Companies are investing millions of dollars into automated systems for greater warehouse and distribution center (DC) efficiencies. Conveyor systems, packaging automation, automated storage and retrieval systems, and the like are transforming logistics strategies and supply chains. According to Tractica, as cited by Conveyco, worldwide sales of warehouse automation technology (robotics, logistics and the like) reached $1.9 billion in 2016, and are expected to reach a market value of $22.4 billion by the end of 2021. While automation itself is proving its value, are companies leveraging the full capabilities of the technology?
Norman Leonhardt, director, business development for WITRON Integrated Logistics Corporation, says automated systems generate volumes of data. However, much of the data remains unused or untapped by the corporate users. This presents an opportunity.
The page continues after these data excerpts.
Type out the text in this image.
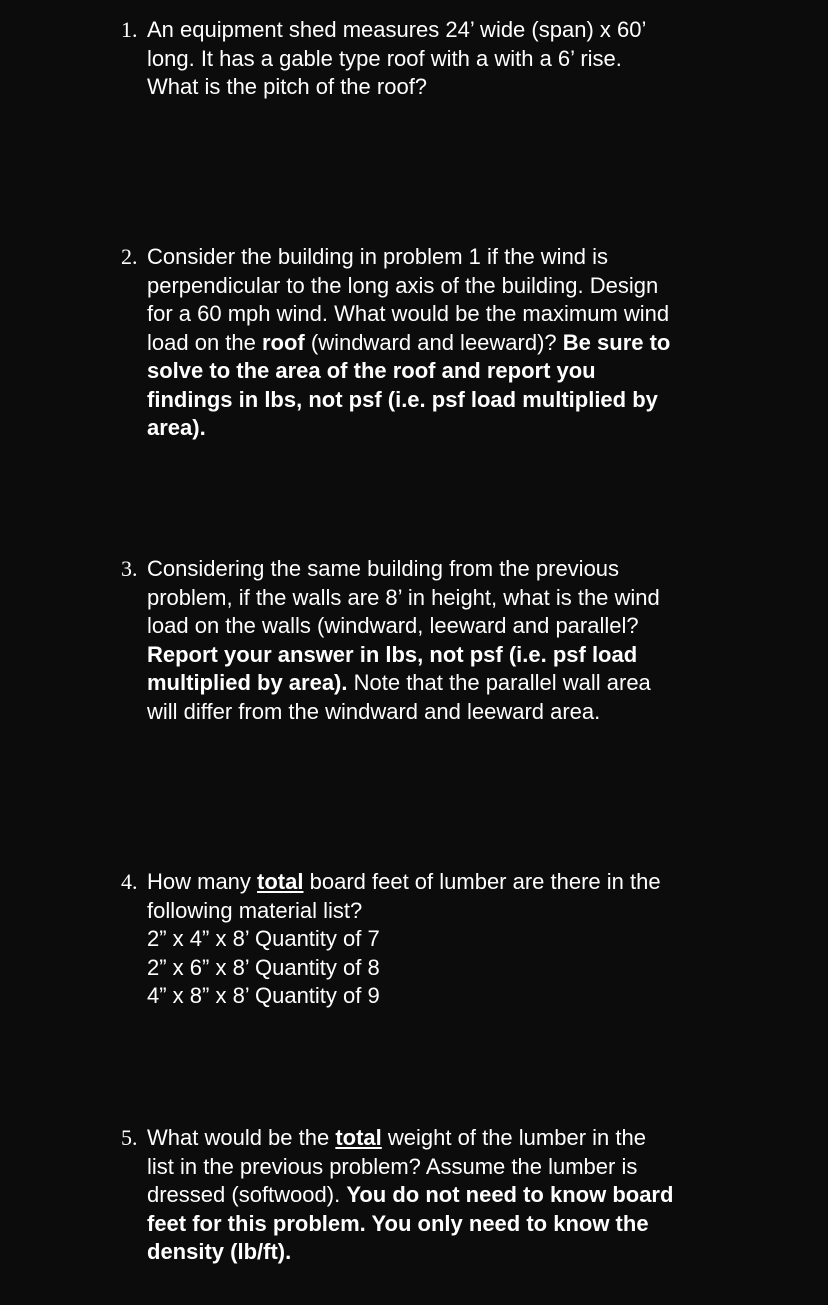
1. An equipment shed measures 24’ wide (span) x 60’
long. It has a gable type roof with a with a 6’ rise.
What is the pitch of the roof?
2. Consider the building in problem 1 if the wind is
perpendicular to the long axis of the building. Design
for a 60 mph wind. What would be the maximum wind
load on the roof (windward and leeward)? Be sure to
solve to the area of the roof and report you
findings in lbs, not psf (i.e. psf load multiplied by
area).
3. Considering the same building from the previous
problem, if the walls are 8’ in height, what is the wind
load on the walls (windward, leeward and parallel?
Report your answer in lbs, not psf (i.e. psf load
multiplied by area). Note that the parallel wall area
will differ from the windward and leeward area.
4. How many total board feet of lumber are there in the
following material list?
2” x 4” x 8’ Quantity of 7
2” x 6” x 8’ Quantity of 8
4” x 8” x 8’ Quantity of 9
5. What would be the total weight of the lumber in the
list in the previous problem? Assume the lumber is
dressed (softwood). You do not need to know board
feet for this problem. You only need to know the
density (lb/ft).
“Companies can use this data in new ways to modify the performance of the warehouse or even test potential scenarios if demand patterns change,” says Leonhardt. “To examine those possibilities and analyze outcomes, we created a digital twin—a digital replication of the physical warehouse and corresponding automation.”
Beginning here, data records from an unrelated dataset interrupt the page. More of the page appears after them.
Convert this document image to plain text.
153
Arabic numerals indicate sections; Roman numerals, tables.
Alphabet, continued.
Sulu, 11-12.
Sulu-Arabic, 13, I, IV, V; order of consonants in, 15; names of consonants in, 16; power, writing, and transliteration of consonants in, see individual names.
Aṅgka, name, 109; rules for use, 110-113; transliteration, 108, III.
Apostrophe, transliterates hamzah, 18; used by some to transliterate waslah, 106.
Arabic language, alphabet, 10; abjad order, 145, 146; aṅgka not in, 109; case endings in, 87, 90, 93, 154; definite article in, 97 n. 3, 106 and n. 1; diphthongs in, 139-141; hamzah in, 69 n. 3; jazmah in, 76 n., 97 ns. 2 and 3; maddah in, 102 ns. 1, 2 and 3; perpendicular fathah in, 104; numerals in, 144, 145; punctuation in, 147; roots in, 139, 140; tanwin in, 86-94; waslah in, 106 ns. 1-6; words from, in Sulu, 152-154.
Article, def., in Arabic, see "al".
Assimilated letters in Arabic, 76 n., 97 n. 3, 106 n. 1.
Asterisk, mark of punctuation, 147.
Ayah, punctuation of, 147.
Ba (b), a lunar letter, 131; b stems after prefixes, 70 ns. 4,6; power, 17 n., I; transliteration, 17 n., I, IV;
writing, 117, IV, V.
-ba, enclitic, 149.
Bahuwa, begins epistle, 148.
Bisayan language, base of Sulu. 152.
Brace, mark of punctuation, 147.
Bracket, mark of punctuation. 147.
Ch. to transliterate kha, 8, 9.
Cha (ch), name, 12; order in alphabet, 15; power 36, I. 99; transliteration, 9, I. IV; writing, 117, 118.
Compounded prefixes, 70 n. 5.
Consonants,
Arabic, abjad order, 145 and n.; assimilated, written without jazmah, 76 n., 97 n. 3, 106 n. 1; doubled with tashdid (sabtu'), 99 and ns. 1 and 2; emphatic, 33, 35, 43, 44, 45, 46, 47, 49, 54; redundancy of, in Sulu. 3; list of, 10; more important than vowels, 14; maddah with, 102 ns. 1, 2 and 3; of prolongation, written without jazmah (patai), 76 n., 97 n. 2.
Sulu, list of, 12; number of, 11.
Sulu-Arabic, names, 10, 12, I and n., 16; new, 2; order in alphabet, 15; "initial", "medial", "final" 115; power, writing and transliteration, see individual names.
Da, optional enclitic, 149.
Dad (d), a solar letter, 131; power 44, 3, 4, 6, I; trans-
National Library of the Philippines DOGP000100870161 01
With this sophisticated emulation system, WITRON can examine such things as how the warehouse processes new SKUs and reacts to greater loads as well as measure the performance of certain system parts, analyzing which ones degrade faster or are more durable. It’s a form of predictive analytics that can also benefit future design and planning of WITRON’s DCs—essentially a stress test with an opportunity to improve the automated system.
“Understanding your warehouse and DC performance is critical. Thus, performance reports based on core data statistics are important barometers for managers, suppliers and retailers,” says Leonhardt. “Equally significant are reports about employee interactions with the system. There’s transparency around repeated errors or workarounds that fail to solve operational inefficiencies. Performance data enables you to build a smart system with optimal employee engagement.”
Data from the automated system also provides insights and recommendations for departments outside the warehouse or DC such as procurement. A company’s supply chain strategy can be heavily influenced by this data. What are customer behaviors within the retail store? How are products being ordered, sorted and shipped to stores? Answers to these questions can help improve overall supply chain performance.
“The transparency achieved through data about the automated system—employee behavior, parts consumption, operational efficiency and supply chain decision-making—provides greater leverage of the system,” says Leonhardt. “It’s faster processing times and optimal transparency of how the system operates and where items are at any given time. Data makes that possible.”